Os cavalos dos tropeiros carregavam sacolas ou bolsões de armazenamento chamados bruacas ou broacas de couro destinados a guardar a capa e outras mercadorias por sobre a cangalha do animal, além, é claro, de uma sela confortável ligada a estribos metálicos bem resistentes. Chamava-se "madrinha" a mula já envelhecida e habituada aos caminhos mais tortuosos. Era esta alimária a cabeça de tropa que abria o percurso das caravanas, geralmente enfeitada com fitas no pescoço ou um grande penacho encimando sua cabeça.

No norte de Minas, "paulista", "peão" e "amontador" eram sinônimos, mas tinham significação específica e utilidade diversificada. Assim é que "paulista" era o indivíduo que amansava as bestas à maneira dos peões de São Paulo, peão era todo amansador de equinos e muares à moda do sertão e amontador aquele que montava animais bravios para adestrá-los. Depois disso, vinha o "acertador", homem hábil, tranquilo e paciente que ensinava as andaduras ao animal e educava-lhe a boca quando do contato com o freio. Este trabalho específico e por vezes difícil era, à época, a atividades considerada a mais nobre de todas no seio do tropeirismo.
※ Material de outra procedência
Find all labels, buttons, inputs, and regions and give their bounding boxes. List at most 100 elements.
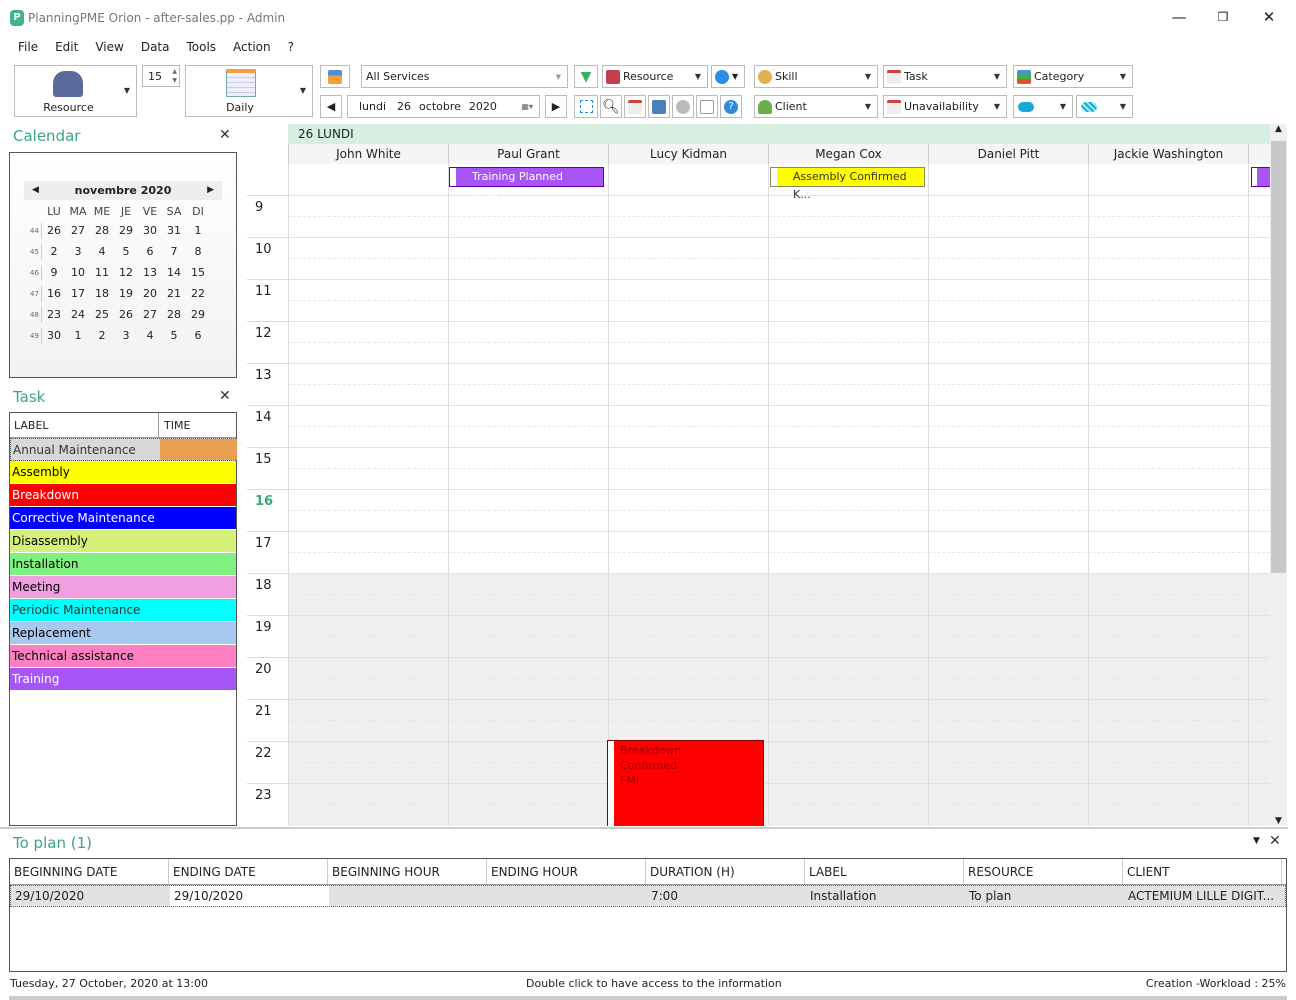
- column-header[interactable]: RESOURCE: [964, 859, 1123, 884]
- menu-action[interactable]: Action: [233, 40, 271, 54]
- calendar-day[interactable]: 24: [66, 307, 90, 323]
- pie-chart-icon[interactable]: [672, 95, 694, 118]
- resource-column[interactable]: [928, 144, 1088, 826]
- print-icon[interactable]: [648, 95, 670, 118]
- calendar-day[interactable]: 12: [114, 265, 138, 281]
- calendar-day[interactable]: 8: [186, 244, 210, 260]
- filter-button[interactable]: ▼: [574, 65, 598, 88]
- calendar-day[interactable]: 30: [42, 328, 66, 344]
- column-header[interactable]: ENDING DATE: [169, 859, 328, 884]
- resource-name[interactable]: Daniel Pitt: [928, 144, 1088, 164]
- resource-column[interactable]: [448, 144, 608, 826]
- calendar-day[interactable]: 11: [90, 265, 114, 281]
- close-toplan-icon[interactable]: ✕: [1269, 833, 1281, 849]
- minimize-button[interactable]: —: [1169, 8, 1189, 26]
- column-header[interactable]: CLIENT: [1123, 859, 1282, 884]
- calendar-day[interactable]: 19: [114, 286, 138, 302]
- close-button[interactable]: ✕: [1259, 8, 1279, 26]
- calendar-day[interactable]: 4: [90, 244, 114, 260]
- unavailability-select[interactable]: Unavailability ▼: [883, 95, 1007, 118]
- category-select[interactable]: Category ▼: [1013, 65, 1133, 88]
- menu-view[interactable]: View: [95, 40, 123, 54]
- next-month-icon[interactable]: ▶: [207, 181, 214, 200]
- calendar-day[interactable]: 3: [66, 244, 90, 260]
- hierarchy-button[interactable]: [320, 65, 350, 88]
- task-item[interactable]: Annual Maintenance: [10, 438, 237, 461]
- resource-column[interactable]: [1088, 144, 1248, 826]
- resource-column[interactable]: [288, 144, 448, 826]
- close-calendar-icon[interactable]: ✕: [219, 127, 231, 143]
- task-item[interactable]: Periodic Maintenance: [10, 599, 236, 622]
- calendar-day[interactable]: 6: [186, 328, 210, 344]
- calendar-day[interactable]: 6: [138, 244, 162, 260]
- schedule-event[interactable]: Breakdown Confirmed FMI: [607, 740, 764, 826]
- resource-name[interactable]: Megan Cox: [768, 144, 928, 164]
- task-item[interactable]: Breakdown: [10, 484, 236, 507]
- calendar-day[interactable]: 29: [114, 223, 138, 239]
- calendar-day[interactable]: 28: [162, 307, 186, 323]
- toggle-select[interactable]: ▼: [1013, 95, 1073, 118]
- services-select[interactable]: All Services ▼: [361, 65, 568, 88]
- table-row[interactable]: 29/10/2020 29/10/2020 7:00 Installation To p…: [10, 885, 1286, 907]
- daily-view-button[interactable]: Daily ▼: [185, 65, 313, 117]
- column-header[interactable]: BEGINNING HOUR: [328, 859, 487, 884]
- calendar-day[interactable]: 13: [138, 265, 162, 281]
- task-item[interactable]: Technical assistance: [10, 645, 236, 668]
- calendar-day[interactable]: 3: [114, 328, 138, 344]
- search-icon[interactable]: 🔍︎: [600, 95, 622, 118]
- vertical-scrollbar[interactable]: ▲ ▼: [1270, 124, 1287, 826]
- allday-event[interactable]: Assembly Confirmed K...: [770, 167, 925, 201]
- calendar-day[interactable]: 29: [186, 307, 210, 323]
- horizontal-scrollbar[interactable]: [9, 996, 1287, 1000]
- calendar-day[interactable]: 31: [162, 223, 186, 239]
- calendar-day[interactable]: 4: [138, 328, 162, 344]
- calendar-day[interactable]: 30: [138, 223, 162, 239]
- calendar-day[interactable]: 7: [162, 244, 186, 260]
- resource-column[interactable]: [768, 144, 928, 826]
- menu-tools[interactable]: Tools: [186, 40, 216, 54]
- resource-name[interactable]: Paul Grant: [448, 144, 608, 164]
- calendar-day[interactable]: 27: [138, 307, 162, 323]
- calendar-day[interactable]: 5: [162, 328, 186, 344]
- calendar-check-icon[interactable]: [624, 95, 646, 118]
- task-item[interactable]: Replacement: [10, 622, 236, 645]
- allday-event-partial[interactable]: [1251, 167, 1271, 187]
- resource-column[interactable]: [608, 144, 768, 826]
- scroll-up-icon[interactable]: ▲: [1270, 124, 1287, 134]
- calendar-day[interactable]: 23: [42, 307, 66, 323]
- task-time-header[interactable]: TIME: [159, 413, 190, 437]
- scrollbar-thumb[interactable]: [1271, 141, 1286, 573]
- resource-view-button[interactable]: Resource ▼: [14, 65, 137, 117]
- excel-icon[interactable]: [696, 95, 718, 118]
- column-header[interactable]: DURATION (H): [646, 859, 805, 884]
- date-picker[interactable]: lundi 26 octobre 2020 ▦▾: [347, 95, 540, 118]
- menu-help[interactable]: ?: [288, 40, 294, 54]
- calendar-day[interactable]: 2: [90, 328, 114, 344]
- task-select[interactable]: Task ▼: [883, 65, 1007, 88]
- column-header[interactable]: LABEL: [805, 859, 964, 884]
- calendar-day[interactable]: 26: [114, 307, 138, 323]
- select-area-icon[interactable]: [574, 95, 598, 118]
- calendar-day[interactable]: 25: [90, 307, 114, 323]
- task-item[interactable]: Installation: [10, 553, 236, 576]
- calendar-day[interactable]: 20: [138, 286, 162, 302]
- calendar-day[interactable]: 21: [162, 286, 186, 302]
- calendar-day[interactable]: 22: [186, 286, 210, 302]
- prev-month-icon[interactable]: ◀: [32, 181, 39, 200]
- task-item[interactable]: Training: [10, 668, 236, 691]
- restore-button[interactable]: ❐: [1213, 10, 1233, 24]
- calendar-day[interactable]: 9: [42, 265, 66, 281]
- calendar-day[interactable]: 1: [186, 223, 210, 239]
- calendar-day[interactable]: 28: [90, 223, 114, 239]
- task-label-header[interactable]: LABEL: [10, 413, 159, 437]
- task-item[interactable]: Assembly: [10, 461, 236, 484]
- pattern-select[interactable]: ▼: [1076, 95, 1133, 118]
- calendar-day[interactable]: 16: [42, 286, 66, 302]
- help-icon[interactable]: ?: [720, 95, 742, 118]
- calendar-day[interactable]: 17: [66, 286, 90, 302]
- menu-file[interactable]: File: [18, 40, 38, 54]
- menu-data[interactable]: Data: [141, 40, 170, 54]
- allday-event[interactable]: Training Planned DENG...: [449, 167, 604, 201]
- calendar-day[interactable]: 2: [42, 244, 66, 260]
- calendar-day[interactable]: 10: [66, 265, 90, 281]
O tropeiro desempenhou papel preponderante na ocupação e formação das províncias brasileiras. Graças a eles, foi possível socorrer e abastecer as regiões de mineiração e os pioneiros arraiais do interior, contribuindo assim para consolidar o domínio português no país, ao mesmo tempo em que fundavam diversos povoados, vilas e cidades. O comércio de animais e mercadorias determinou a integração social, cultural e econômica entre tantas zonas geográficas dispersas ao longo do período colonial do Brasil, aglutinando assim, historicamente, milhares e milhares de brasileiros que se fundiram nas populações que, por fim, passaram a usar a mesma língua, os mesmos costumes e os mesmos interesses para compor o mosaico humano e político que hoje constiui nosso país, nosso território e nossa nação.